Evinden silinmesi parmak izlerinin
Yerine yenileri eklenerek…
Kullandığı son eşyanın yıkanması
Kuruttuğu kışlıkların ipe dolanması
Yarım kalmış bir örgü
Teselli vermeyen bir övgü
Sımsıkı atılmış bir düğüm
Çerçevesi eğilmiş bir gözlük
Peçeteye sarılmış bir misvak
İmamesi yer değiştirmiş bir tesbih
Görevi rahle olan bir yastık
Notlarla dolu bir kitap
İbresi hep aynı yerde duran bir radyo
Yaprakları eksilmeyen bir takvim
Ölüm dedikleri;
Eşyalarla arandaki bağın kopması
Düzeninin bozulması
Yatağında başka bir gövdenin uzanması
Kokunun çarşaflardan silinmesi
Dalgınlığa gelen bir anda;
Varlığının yokluğunu unutturması…
Kalplerde gitgide açılan bir yara
Nefes almakla almamak arasında bir bocalama
Kapanan kapıların ardında bir feryat…
Bir ömrün solması demek;
Yitik bir hece
Bitik bir cümle Görülen bir beden,
Gömülen hatıralar…
İnsan acıyı bölüşemez,
Paylaşamaz, taşıyamazsa İçerde ona da bir yer açar
Ölümün gölgesinde yaşamaya başlar…
Askıda kalır Sevinçler.
Zaman bakraçtan geçer
Süzüle süzüle…
Ayla güneş kurar bağınızı.
Gölgelerin gülüştüğünü,
Sessizliğin tek lisan olduğunu öğrenirsiniz.

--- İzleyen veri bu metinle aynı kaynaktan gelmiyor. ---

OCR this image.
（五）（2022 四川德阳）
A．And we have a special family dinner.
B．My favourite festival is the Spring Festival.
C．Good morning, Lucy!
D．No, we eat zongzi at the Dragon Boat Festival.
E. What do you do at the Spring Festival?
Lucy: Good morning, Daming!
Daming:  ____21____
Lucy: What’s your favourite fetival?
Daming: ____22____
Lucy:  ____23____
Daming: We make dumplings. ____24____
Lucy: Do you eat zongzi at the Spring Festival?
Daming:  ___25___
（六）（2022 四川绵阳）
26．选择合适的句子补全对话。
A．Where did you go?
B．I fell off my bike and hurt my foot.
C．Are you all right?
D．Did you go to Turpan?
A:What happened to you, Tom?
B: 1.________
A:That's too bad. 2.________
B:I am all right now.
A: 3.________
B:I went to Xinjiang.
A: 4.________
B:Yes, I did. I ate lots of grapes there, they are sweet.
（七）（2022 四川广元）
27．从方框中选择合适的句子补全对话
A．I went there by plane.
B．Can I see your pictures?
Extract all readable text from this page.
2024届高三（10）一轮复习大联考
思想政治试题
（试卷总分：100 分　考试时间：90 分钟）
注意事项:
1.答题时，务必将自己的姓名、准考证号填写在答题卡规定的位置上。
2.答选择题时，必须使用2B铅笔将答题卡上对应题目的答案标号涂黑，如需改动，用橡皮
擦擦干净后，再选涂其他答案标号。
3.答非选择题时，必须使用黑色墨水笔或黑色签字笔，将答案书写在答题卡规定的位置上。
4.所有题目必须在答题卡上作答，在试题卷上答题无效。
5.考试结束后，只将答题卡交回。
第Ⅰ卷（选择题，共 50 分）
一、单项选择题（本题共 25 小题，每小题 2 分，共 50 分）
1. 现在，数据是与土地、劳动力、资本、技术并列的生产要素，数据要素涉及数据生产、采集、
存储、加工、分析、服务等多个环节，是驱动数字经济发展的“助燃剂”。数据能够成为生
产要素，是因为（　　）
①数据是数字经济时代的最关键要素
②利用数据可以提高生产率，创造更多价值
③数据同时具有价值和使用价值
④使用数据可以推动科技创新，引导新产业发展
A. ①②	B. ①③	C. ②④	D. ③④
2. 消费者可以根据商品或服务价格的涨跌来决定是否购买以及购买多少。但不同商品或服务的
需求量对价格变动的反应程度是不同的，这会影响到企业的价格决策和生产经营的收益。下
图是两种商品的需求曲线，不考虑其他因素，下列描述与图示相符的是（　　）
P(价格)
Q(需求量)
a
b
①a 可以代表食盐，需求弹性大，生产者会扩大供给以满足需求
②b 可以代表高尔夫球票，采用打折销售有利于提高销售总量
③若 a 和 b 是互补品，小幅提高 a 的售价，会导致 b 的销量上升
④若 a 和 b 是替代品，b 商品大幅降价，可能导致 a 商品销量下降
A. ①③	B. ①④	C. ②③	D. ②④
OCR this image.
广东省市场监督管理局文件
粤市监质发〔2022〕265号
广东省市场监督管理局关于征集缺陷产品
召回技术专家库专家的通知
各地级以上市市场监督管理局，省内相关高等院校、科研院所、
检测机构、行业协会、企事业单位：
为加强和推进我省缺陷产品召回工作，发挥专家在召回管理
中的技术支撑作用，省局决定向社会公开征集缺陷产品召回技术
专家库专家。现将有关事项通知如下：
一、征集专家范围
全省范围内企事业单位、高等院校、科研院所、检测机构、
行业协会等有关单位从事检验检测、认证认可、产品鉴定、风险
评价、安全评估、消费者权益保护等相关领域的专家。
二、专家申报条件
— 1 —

Karanlıklar çeker ruhunuz,
Özlemini duyarsınız gecenin.
Ayrılık zamansız yoklar!
Ümide tutsak eder
Esaret ömrünü alır da,
Gönlünü alamaz bir daha!
Kimsesizdir ayrılık,
Kabule gelmez.
Surete değil sîrete bakmayı öğretir.
Bütün acılarını,
Toprağa gömdüğünle unutursun!
Ayrılıkların en yücesidir, Ölüm ayrılığı...
Tez gelse de geç gelse de
Sızlatır.
Bekleyişlerin en uzunu
Ölümü beklemektir...
Ölümü özleyerek!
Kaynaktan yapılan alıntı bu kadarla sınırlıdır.